Şeytan insanlara boş hayaller vadeder. Topluluklarla beraber olup onların önlerine tuzak kurar. Ulemalara ise sakın insanlar vaaz verme şayet o insanların yanına çıkıp vaaz verecek olursan seni şöhrete ve kibire düşürür der. Şöhretten, nam salmaktan, liderlikten korkan insanlar evlerine kapanırlar. Böylece şeytan onları evlerine hapsedmiş olur.
Alim bu hali ile açık meydanları, sahaları saptıran azgın şeytana bırakmış olur. Şeytan da ortalığı yahudi fırkalarından cahil alimlerle ve sapık davetçilerle meşgul eder.
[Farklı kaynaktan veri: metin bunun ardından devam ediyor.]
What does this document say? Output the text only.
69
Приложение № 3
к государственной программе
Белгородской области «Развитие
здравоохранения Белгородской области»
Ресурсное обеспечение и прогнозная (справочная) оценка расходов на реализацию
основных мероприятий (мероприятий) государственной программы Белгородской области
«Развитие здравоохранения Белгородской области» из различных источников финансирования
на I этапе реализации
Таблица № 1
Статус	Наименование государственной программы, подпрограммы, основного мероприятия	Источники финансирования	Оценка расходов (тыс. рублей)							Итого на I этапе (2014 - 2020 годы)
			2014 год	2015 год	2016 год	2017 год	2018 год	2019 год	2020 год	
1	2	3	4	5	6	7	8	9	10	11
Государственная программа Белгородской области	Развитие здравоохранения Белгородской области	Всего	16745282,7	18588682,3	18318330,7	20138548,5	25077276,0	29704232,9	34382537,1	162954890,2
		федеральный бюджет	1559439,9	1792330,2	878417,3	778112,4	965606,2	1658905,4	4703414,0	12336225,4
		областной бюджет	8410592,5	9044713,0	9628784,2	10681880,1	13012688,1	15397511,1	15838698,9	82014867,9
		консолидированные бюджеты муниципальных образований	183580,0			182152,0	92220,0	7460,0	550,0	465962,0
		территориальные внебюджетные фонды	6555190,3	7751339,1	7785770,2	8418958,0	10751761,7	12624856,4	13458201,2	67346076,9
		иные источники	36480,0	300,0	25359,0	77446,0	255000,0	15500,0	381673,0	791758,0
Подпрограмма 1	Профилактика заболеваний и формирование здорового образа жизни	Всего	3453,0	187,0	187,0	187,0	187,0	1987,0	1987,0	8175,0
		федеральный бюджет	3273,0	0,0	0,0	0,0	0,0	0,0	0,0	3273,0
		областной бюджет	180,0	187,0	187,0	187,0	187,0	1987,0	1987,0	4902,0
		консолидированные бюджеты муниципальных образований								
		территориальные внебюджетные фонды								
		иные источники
Onlar müslümanların bu düşüncelerinden dolayı meydanların sahibi olurlar. Bu ise alim için en büyük günah olur ki bunun sebebi içinde saklamış olduğu ilimdir.
“İndirdiğimiz açık delilleri ve hidayeti biz kitapta açıkça bildirdikten sonra gizleyenler varya, işte onlara hem Allah lanet eder, hemde bütün lanetleyiciler lanet eder. Ancak tevbe edip, durumlarını düzeltenler ve gerçeği açıklayanlar hariç. Ben onların günahlarını bağışlarım. Çünkü ben tevbeleri çokça kabul ederim çok merhametliyim.” (Bakara: 2/159-160)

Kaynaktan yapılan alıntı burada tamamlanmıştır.